Cellpose is a valuable tool in the arsenal of any bioimaging scientist. It allows for fast, accurate, and general segmentation of a variety of biological images. Cellpose uses a modified UNet model, trained on a corpus of biological images, to determine the location and shape of cells.

However, image processing tasks can become quite long and computationally intensive, especially when tasks are processed serially on the CPU. In order to accelerate this process, it becomes worthwhile to leverage the GPU to accelerate processing. How much can a GPU really help?
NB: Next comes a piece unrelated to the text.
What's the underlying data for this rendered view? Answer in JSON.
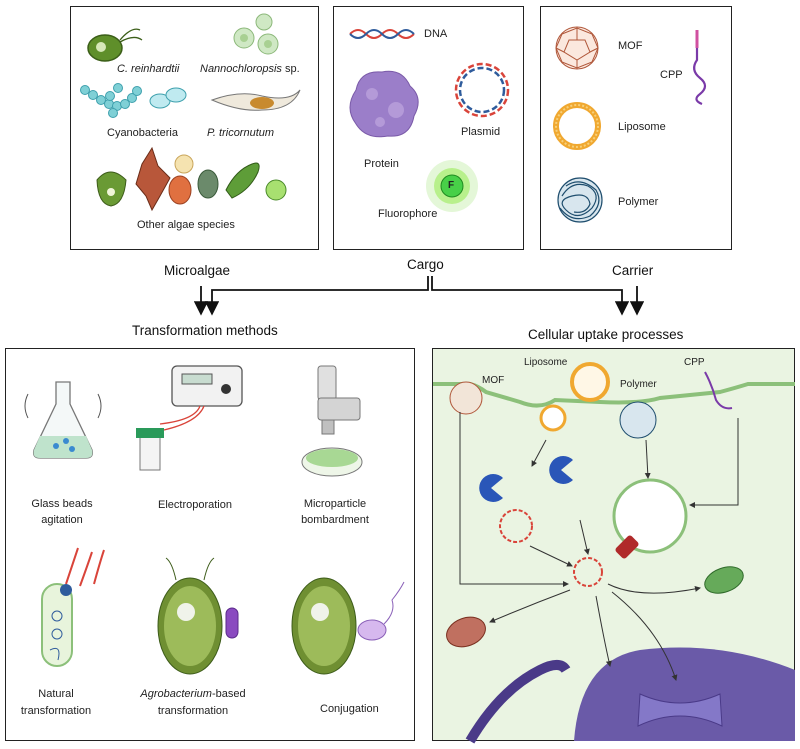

GPU vs CPU – Speed Differences

As of 2024, Cellpose was enabled to work on Apple Silicon chips via their Metal GPU architecture. This now creates a competitor to NVIDIA’s (CUDA) architecture. It’s worthwhile to explore how much this speed-up means in terms of real-world performance. Here, I’ve taken a large square-ish image (~2100px^2), and have made a series of square crops of increasing lengths (outlined below). I then processed these images on a desktop featuring a NVIDIA RTX 4070, and compared it to my M1 Macbook Air.

MacDesktop

GPU Speed Increase is Logarithmic.

We can see that as image size increases, the improvement in speed is logarithmic. As the image increases, the GPU approaches a fixed relative speed improvement. This can be easily seen on a log scale.

LogImprovement

This is incredibly useful for large images, as it means that the absolute gains in processing times will be larger as the images get bigger.

Improvement

The M1 GPU shows a strong performance increase

Here, I’ve compared a desktop with a dedicated GPU to a laptop, on a single image. It’s expected the desktop will outperform the laptop. What’s surprising is just how much of an improvement Metal has when it shifts to the GPU - roughly ~70% faster on every image (vs. ~90% on the Desktop.)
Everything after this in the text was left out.